UM Global CEO Eileen Kiernan on the Future Agency Model

November 27, 2020 | Share this article

The COVID-19 crisis has reshaped consumer and client behavior, disrupting how businesses work and driving marketers to pivot and innovate. In a matter of months, the pandemic has accelerated e-commerce by a decade, caused nearly half of small businesses to close their doors, and motivated brands, big and small, to rethink their business and marketing strategies for the future. Additionally, the nationwide reckoning over race has prompted brands to take a stand on social issues and double down on balancing profit with purpose.

So, when the new constant is radical, fast-moving change, how do business leaders decide what bets to make in a sea of endless – but potentially rudderless – possibilities?

First, we must acknowledge that the models of the past won’t work in this radically altered reality. The way forward is full of unknowns that are unfolding at an unprecedented rate. What’s needed is a common sense-based path forward that lives into the full potential of today’s world, supported by the agility to course correct when the landscape shifts again.

The solution is to futureproof the agency model by placing growth planning at the center. This starts with a forensic analysis of current and future potential that comes to life via a delivery system that can adapt at speed as needed. This model is about the now and the next, and challenges legacy ways of working in favor of an open-minded way of embracing all that change can offer in the relentless pursuit of being better.

To execute on a futureproof model, agencies and clients need to ask themselves the following seven questions:

1.In a sea of complexity, what’s the single most important result?

Truly identifying, owning and organizing around a clear and unobstructed north star is fundamental. It’s all too easy to waste organizational time, energy and resources chasing dog whistle KPIs that manifest as a drain on progress. Now more than ever, it’s imperative to decide what to chase and why, and remove impediments by designing the right framework against which to operate and measure success.

2.What’s the “next” question that will matter most?

Based on the Law of Accelerating Returns by Ray Kurzweil, we will experience 20,000 years of change in this century alone. And the intervals between moments of change will get shorter and shorter, blurring the lines between today and tomorrow.

This requires us to go all in on the opportunity that is lying around the corner – beyond toe-in-the-water testing – and learn our way forward. When we bet well, we’ll transform faster and enjoy the fruits of innovation; when we get it wrong – and we will, if we’re trying hard enough – the speed and incremental nature of the journey mitigates any major risk.

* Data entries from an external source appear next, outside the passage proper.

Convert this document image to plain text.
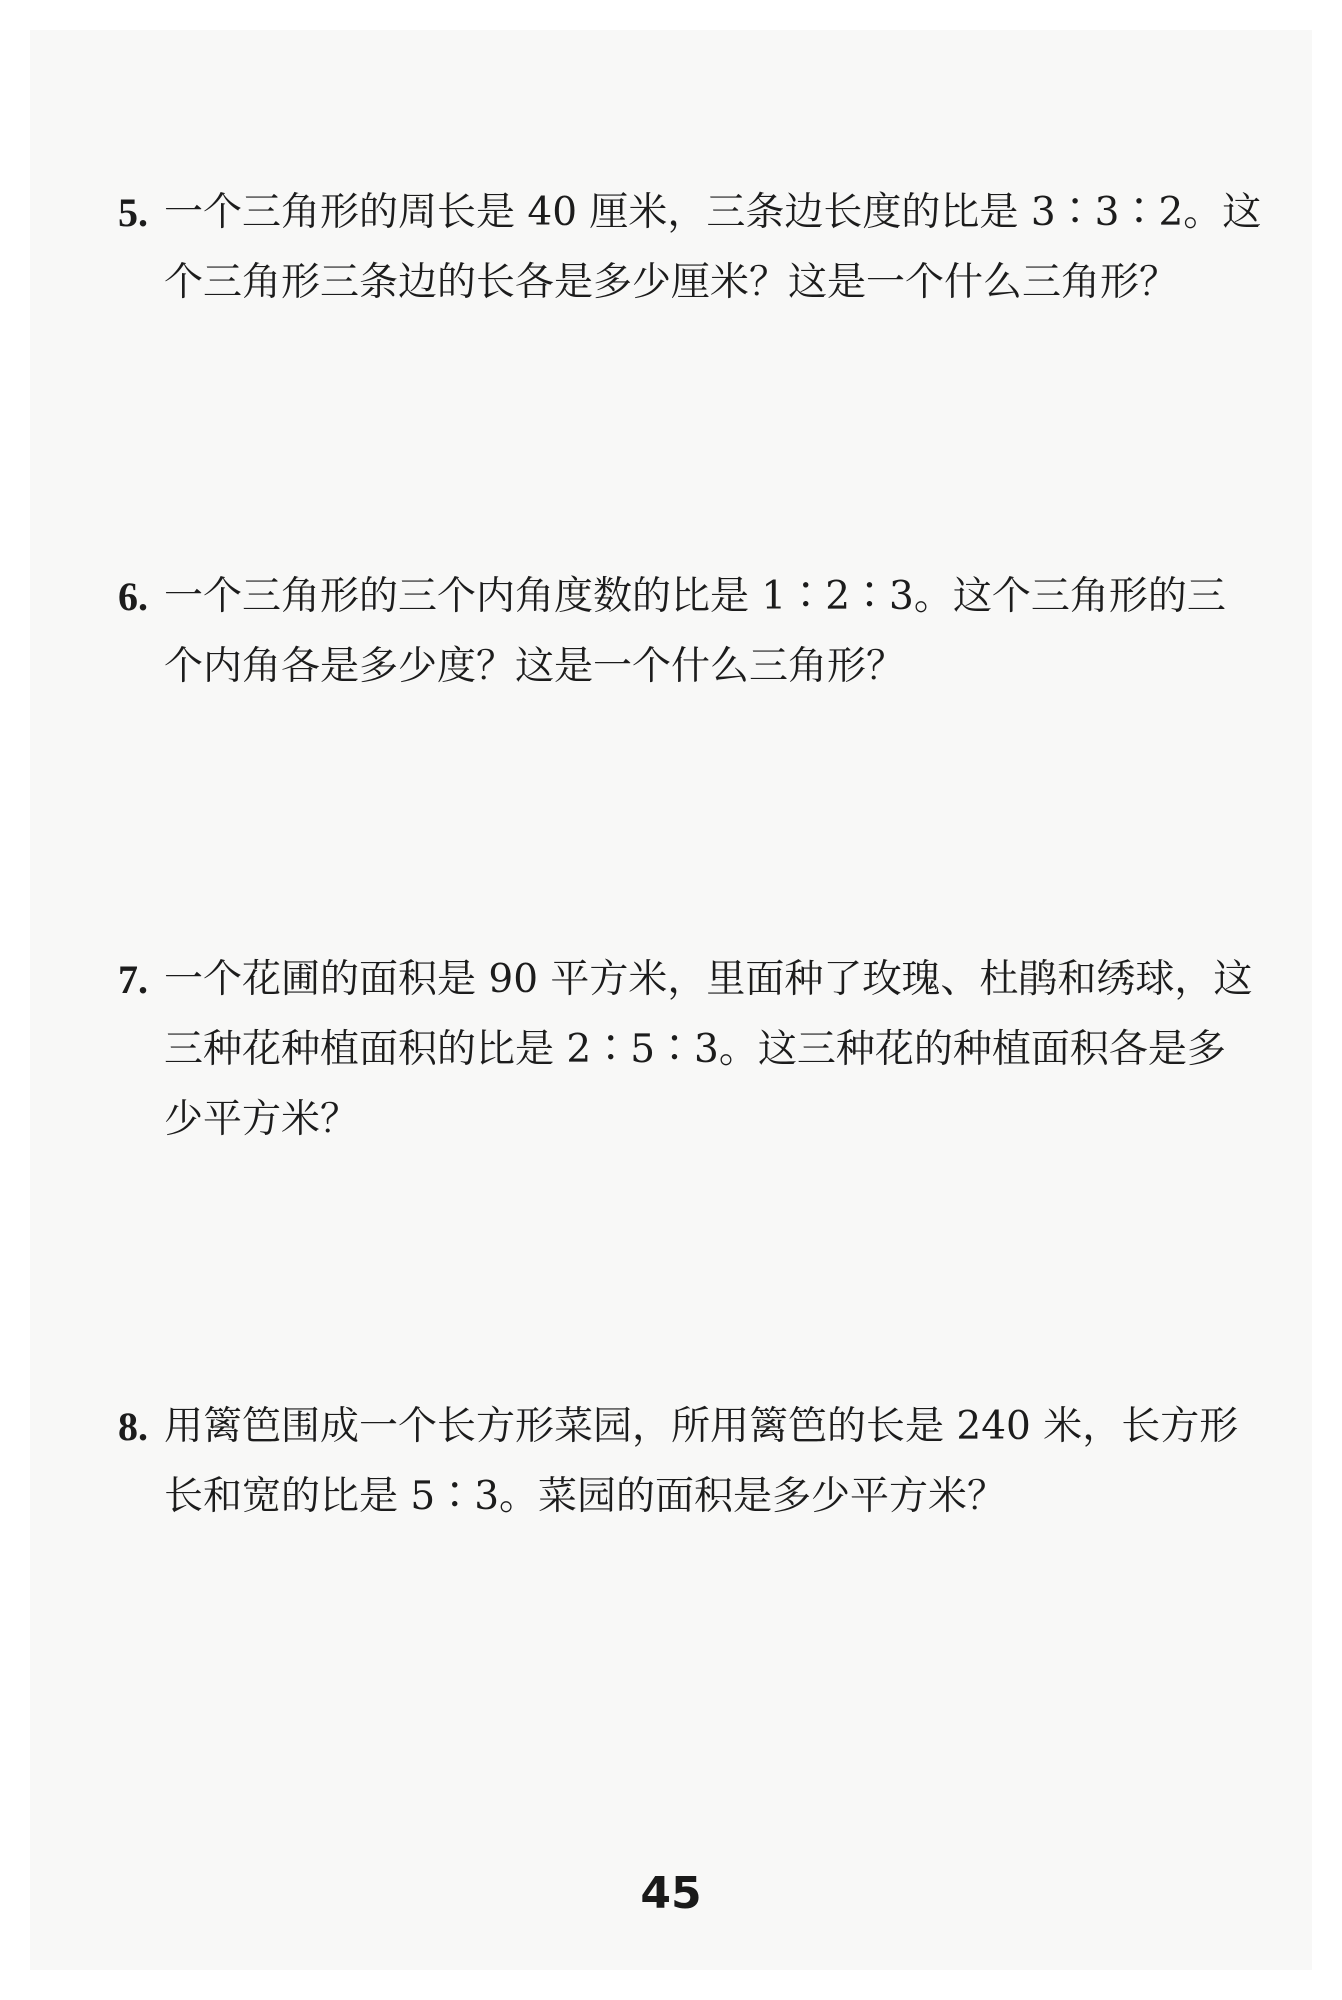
5. 一个三角形的周长是 40 厘米，三条边长度的比是 3∶3∶2。这
个三角形三条边的长各是多少厘米？这是一个什么三角形？
6. 一个三角形的三个内角度数的比是 1∶2∶3。这个三角形的三
个内角各是多少度？这是一个什么三角形？
7. 一个花圃的面积是 90 平方米，里面种了玫瑰、杜鹃和绣球，这
三种花种植面积的比是 2∶5∶3。这三种花的种植面积各是多
少平方米？
8. 用篱笆围成一个长方形菜园，所用篱笆的长是 240 米，长方形
长和宽的比是 5∶3。菜园的面积是多少平方米？
45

3.How do we achieve growth the right way?

When marketing shifted from a cost center to a growth driver, advanced via the data and tech surge of the past decade, the industry’s holy grail became short-term ROI. This narrow definition of success ignores the fundamentals of marketing science and how brands grow. It also fails to account for the human path-to-purchase experience and the nuances and opportunities inherent in every consumer’s journey.

We need to reverse this trend and instead, build upon what has been learned and proven over time while adopting innovations that advance our holistic growth in line with scientific facts.

4.How healthy is your core?

The marketing funnel remains a core framework for understanding the consumer journey. For decades, media and advertising focused primarily on the upper funnel driving brand awareness. Over the last few years, thanks to big investments in data, we’ve been exercising our collective muscle against the lower funnel to bolster performance. This has left the middle funnel – the connective tissue – sorely ignored.

With the signals we now have access to, and advanced analytics at our core, a forensic understanding of how to optimize the entire funnel for growth is imperative. Across both connections and content, it’s as simple and as hard as meeting consumers where they are: All consumers. Anything less leaves value on the table.

5.When the path is clear, are you ready to go?

As our world becomes increasingly sophisticated, there is a greater need for organizational transparency and simplification. While the intelligence arms of our organizations are expanding exponentially, the delivery mechanisms (structure, decision-making, process, workflow) have been slower to adapt. This is an advantage many start-ups enjoy because their businesses are organized around the needs of their end user, free from the distraction of legacy measures of success.

An agile and frictionless delivery engine is as important as the intelligence itself. As Peter Drucker said, “If you want something new, you have to stop doing something old.”

6.Are your stakeholders ready to run the race?

Many have heard the saying, “Culture eats strategy for breakfast,” and it’s fair to acknowledge how hard change management is. The more disruptive the change, the more complicated the task and journey. But the fact remains: change doesn’t happen unless the community carries it forward, buys into the vision, understands the path and commits to taking the steps.

If you want to sign up for disruption or transformation, landing the vision and strategy is easy. Now the hard work begins.

7.Are you paying for what you want versus what you get?

It’s true: you get what you pay for. Designing a commercial model that shapes the right behaviors and incentivizes the desired outcomes is mission critical. If the signals, motivations or asks are not aligned with what you truly value, then you’ll be paying for what you get.

Full commitment to a commercial model that is fair, logical, transparent and value-driven for today and tomorrow’s world is the surest and most productive way to advance the agency-client model into a new and healthy chapter.